Already decimated by COVID-19 and under growing pressure to replenish a worn out front line, Australian ambulance services are about to lose some of their best and brightest replacements.
Hundreds of desperately needed fresh troops are being targeted from afar.
With exhausted NSW officers resorting to industrial action and depleted crews in Victoria unable to meet emergency deadlines, British recruiters will arrive in Sydney and Melbourne to begin interviewing graduates from next week.
London Ambulance Service, one of the world's busiest, began campaigning to attract Australian paramedics in 2014, keen to utilise their skill sets and training levels, which are similar to those required in the UK.
Aussies currently make up about a quarter of its 2000 on-road officers, but LAS is determined to bring more on board.
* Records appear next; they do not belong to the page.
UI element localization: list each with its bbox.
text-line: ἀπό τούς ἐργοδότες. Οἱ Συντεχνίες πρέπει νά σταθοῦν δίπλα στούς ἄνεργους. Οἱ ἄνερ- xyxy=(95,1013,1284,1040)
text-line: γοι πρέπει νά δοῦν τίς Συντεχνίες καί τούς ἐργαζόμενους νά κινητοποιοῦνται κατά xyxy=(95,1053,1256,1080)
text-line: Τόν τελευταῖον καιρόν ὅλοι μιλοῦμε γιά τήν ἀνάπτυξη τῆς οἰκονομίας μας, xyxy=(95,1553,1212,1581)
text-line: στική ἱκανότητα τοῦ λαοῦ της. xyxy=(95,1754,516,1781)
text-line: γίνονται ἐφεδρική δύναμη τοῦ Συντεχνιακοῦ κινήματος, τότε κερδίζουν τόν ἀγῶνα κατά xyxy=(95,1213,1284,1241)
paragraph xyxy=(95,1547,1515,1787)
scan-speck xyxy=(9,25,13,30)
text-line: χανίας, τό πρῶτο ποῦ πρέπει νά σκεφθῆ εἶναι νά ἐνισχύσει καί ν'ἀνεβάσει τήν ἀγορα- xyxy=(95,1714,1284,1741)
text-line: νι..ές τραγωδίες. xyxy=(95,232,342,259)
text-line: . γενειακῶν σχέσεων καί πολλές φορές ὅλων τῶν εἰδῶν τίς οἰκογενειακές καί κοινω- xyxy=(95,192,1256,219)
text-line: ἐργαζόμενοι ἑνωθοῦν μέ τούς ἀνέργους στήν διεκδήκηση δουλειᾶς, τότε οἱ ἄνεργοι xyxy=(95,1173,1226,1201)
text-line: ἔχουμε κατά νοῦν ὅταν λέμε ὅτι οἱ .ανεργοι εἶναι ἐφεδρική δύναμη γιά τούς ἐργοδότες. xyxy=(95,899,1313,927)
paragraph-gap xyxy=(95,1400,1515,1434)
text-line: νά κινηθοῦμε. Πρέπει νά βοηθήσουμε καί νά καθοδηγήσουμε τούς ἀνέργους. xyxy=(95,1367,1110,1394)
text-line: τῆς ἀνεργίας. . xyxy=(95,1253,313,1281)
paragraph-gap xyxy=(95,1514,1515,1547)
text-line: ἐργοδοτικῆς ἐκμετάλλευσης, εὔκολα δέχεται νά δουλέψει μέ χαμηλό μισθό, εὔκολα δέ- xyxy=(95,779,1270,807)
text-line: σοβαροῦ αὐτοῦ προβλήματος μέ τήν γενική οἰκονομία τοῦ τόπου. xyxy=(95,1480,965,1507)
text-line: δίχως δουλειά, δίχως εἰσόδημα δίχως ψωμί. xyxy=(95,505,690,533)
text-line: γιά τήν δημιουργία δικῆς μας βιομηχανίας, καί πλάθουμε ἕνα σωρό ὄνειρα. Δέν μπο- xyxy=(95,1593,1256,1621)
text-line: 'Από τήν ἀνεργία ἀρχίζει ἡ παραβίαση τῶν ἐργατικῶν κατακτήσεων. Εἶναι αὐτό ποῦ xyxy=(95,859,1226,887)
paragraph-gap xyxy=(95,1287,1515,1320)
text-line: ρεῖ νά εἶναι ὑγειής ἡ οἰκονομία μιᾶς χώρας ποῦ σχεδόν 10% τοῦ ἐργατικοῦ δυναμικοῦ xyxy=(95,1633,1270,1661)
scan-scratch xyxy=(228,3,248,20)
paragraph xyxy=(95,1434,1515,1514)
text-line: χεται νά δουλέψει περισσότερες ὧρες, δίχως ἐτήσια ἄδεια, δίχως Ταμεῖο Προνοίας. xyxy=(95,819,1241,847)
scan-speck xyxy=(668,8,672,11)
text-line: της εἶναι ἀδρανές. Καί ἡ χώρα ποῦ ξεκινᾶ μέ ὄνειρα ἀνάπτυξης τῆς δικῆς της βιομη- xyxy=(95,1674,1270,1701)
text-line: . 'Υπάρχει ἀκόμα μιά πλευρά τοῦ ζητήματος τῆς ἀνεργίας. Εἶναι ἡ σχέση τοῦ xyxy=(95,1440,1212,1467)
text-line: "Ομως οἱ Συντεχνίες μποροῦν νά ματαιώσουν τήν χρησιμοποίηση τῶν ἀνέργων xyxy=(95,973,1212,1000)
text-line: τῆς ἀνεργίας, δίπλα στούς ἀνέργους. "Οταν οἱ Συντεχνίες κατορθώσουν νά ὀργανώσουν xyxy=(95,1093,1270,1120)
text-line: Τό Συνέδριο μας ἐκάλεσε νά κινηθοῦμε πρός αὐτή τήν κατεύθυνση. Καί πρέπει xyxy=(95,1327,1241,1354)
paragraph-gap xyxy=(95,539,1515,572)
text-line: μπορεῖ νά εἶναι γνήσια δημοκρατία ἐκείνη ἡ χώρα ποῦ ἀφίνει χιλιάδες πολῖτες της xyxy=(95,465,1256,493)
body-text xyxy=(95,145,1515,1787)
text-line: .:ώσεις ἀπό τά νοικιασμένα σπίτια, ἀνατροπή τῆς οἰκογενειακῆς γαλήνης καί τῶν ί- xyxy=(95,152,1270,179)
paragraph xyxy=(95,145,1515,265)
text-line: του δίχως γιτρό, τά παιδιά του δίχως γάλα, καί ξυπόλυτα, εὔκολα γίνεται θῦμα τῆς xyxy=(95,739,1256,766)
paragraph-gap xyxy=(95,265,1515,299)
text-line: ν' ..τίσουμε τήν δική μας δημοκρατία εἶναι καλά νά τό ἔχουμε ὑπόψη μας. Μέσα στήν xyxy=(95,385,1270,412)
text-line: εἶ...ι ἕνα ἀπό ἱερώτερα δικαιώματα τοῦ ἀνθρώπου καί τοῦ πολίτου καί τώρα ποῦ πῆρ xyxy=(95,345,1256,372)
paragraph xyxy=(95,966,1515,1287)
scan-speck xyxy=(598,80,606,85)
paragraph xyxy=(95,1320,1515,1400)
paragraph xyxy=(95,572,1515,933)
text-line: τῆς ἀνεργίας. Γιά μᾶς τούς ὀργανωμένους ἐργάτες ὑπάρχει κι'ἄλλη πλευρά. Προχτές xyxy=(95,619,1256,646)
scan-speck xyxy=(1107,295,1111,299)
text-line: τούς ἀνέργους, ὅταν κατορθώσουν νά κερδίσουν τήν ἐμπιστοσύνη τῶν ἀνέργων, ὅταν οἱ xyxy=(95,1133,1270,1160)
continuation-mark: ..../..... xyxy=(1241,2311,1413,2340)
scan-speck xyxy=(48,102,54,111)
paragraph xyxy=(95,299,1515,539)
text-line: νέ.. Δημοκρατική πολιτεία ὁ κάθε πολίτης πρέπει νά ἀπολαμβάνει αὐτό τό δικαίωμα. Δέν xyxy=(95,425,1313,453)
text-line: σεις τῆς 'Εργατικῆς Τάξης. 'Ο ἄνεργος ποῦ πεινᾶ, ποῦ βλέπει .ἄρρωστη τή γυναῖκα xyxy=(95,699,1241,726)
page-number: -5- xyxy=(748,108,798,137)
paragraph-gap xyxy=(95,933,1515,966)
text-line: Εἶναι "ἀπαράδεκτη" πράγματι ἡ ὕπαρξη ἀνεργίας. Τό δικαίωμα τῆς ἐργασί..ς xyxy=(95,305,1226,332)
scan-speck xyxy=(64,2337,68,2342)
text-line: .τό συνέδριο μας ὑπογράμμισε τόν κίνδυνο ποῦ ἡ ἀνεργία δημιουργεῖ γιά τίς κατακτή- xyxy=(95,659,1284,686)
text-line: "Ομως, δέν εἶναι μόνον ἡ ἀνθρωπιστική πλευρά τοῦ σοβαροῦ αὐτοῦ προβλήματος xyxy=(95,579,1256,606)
It has 500 recruits in its sights this year, with around half likely to be poached from overseas and mostly Australia.
As part of the deal, they'll receive assistance with application, visa and relocation costs, and their registration fees will be waived. Once recruited, they'll undergo short conversion courses.
Meanwhile, working NSW paramedics are being "pushed beyond the limits of fatigue", says the Australian Paramedics Association's Alan O'Riordan.
"If the government fails to meaningfully invest in a safer, fairer workplace, they'll be staring down the barrel of a mass exodus of highly skilled and qualified workers."
At least 12 Victorian patients have died since October after calls to the state's triple zero service went unanswered or were not picked up quickly enough.
Premier Daniel Andrews concedes doing something about it demands serious investment and time.
"You can't generate health professionals in a matter of weeks and months," he says.
In Queensland, emergency call rates are at near-record highs as the Omicron wave continues, with more than 3000 health staff including about 200 paramedics off work in quarantine or isolation.
For graduates thinking of launching careers overseas rather than taking their chances locally, a job with LAS is like no other, says chief paramedic Dr John Martin.
"Not only is London one of the most exciting cities in the world to live in, it is one of the most challenging and varied environments you can work in as a clinician."
Gold Coast graduate Caitlin Innis has already taken the plunge.
"Never in my wildest dreams did I think I would be working (here) as a paramedic ... I keep pinching myself," she said.
"London has so much to offer; each day feels like a new adventure."
Ms Innis says working with the LAS has exposed her to an array of emergency scenarios she otherwise might not have encountered.
LAS crews attend more than 3000 priority jobs a day city-wide.
Despite serving nine million residents, workers and visitors, their average response time to serious emergencies is less than seven minutes.
In total, the service employs 8000 staff.
Australian applicants are being urged to apply by the end of April, with face-to-face interviews scheduled for the beginning of May.